Et voici les journaux du soir, sombres, noirs dorés, biffés, raturés mais toujours revisités.
Il y a les imprimés et des macules rehaussées à la mine de plomb pleines d’aventures policières.
Voici les prospectus passés au stylo bleu aux milles titres divers.
Et voici Le Monde repassé au stylo bille quatre couleurs à même la surface du papier et sans relief notable pour que, malgré tout, l’on entrevoie les accidents, la guerre, des tremblements de terre, des naufrages et bien d’autres catastrophes.
Voici les journaux dépliés, découpés, hachurés où les récits sont effacés et il ne reste que des bouts de mots, quelques phrases qui deviennent sous les griffures du stylo des énigmes à découvrir :
celle d’un géant américain,
des aventures à vivre dans le Sud de l’Inde,
ou bien encore des titres de romans policiers seulement illustrés : la périlleuse offensive dans l’industrie automobile où l’on ne verra que les images brouillées et dont on ne saura rien de l’intrigue.
Voici encore des vues banales qui, par leurs légers tremblements, deviennent singulières comme si les traits du crayon renforçaient ces représentations et restituaient à ces figures devenues héroïques leurs propres aventures et angoisses (celles des boulistes au moment de pointer ou celles des boxeurs après un knockout).
3- La table mise.
Sur fond gris pâle, une table elle toute aussi grise et un bouquet de fleurs, des tulipes jaunes à peine écloses et pourtant déjà fanées au vu des feuilles avachies dans un vase en verre transparent style RCR Crystal Laurus ou Orchidea.
C’est le portrait floral et funéraire dans la très grande tradition de la photographie puisqu’elle fige ce moment de basculement dans un futur antérieur. Les fleurs sont belles, elles vont mourir.
Las ! voyez comme en peu d’espace, Mignonne, elle a dessus la place. Las ! las ses beautez laissé cheoir ! Ô vrayment marastre Nature…
C’est le portrait floral et funéraire dans la grande tradition picturale de la nature morte, mais ici plus de symbolisme : ce vase de fleurs n’est qu’un simple objet de délectation.
L’image se présente ainsi, frontalement dans un excès de netteté qui nous oblige à la détailler.

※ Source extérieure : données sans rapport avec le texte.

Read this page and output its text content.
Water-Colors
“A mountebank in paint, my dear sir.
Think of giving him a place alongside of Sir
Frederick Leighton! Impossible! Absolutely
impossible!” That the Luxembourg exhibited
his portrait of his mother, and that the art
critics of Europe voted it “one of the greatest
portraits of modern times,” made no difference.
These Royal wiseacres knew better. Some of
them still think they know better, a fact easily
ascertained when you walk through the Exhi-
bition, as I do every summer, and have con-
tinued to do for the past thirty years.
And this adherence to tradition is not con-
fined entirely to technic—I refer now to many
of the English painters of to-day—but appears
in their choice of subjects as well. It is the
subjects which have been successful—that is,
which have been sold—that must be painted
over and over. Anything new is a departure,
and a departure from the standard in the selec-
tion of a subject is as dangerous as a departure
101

Son format même, réduit à 32cm par 35,5 cm participe de cette description obligée : fond, vase, fleurs, feuilles, table, rebord de table, comme le détail d’un tableau de Mondrian, cerne noir, rouge, jaune, parfaite rigueur de la composition.
La table est servie. La photographie nous l’enseigne.
4- Comme des variations saisonnières (une vague encore).
Comme un rideau froissé, ridé, composé de gigantesques sacs plastique, comme une muraille sans aucune aspérité, plane et recouvrant une cimaise, celle de la galerie Jean Collet à Vitry en 2017, ce papier peint donc, gris et pâle, fragile, léger, aérien, comme une écriture en zigzags, supporte trois images, des arbres, des arbustes, sculptures végétales taillées au cordeau ou retaillées par le photographe lui-même avec ses cadrages stricts, géométriques qui s’imposent dans une impeccable rectitude. Ces trois images sont indifférentes à ce sur quoi elles reposent, mais il suffirait d’un simple coup de vent pour abolir la quiétude qui les fige.
5- Merveilles du monde en quelques planches illustrées.
Dans les encyclopédies il y a toujours des illustrations pour découvrir le monde comme on ne l’a jamais vu.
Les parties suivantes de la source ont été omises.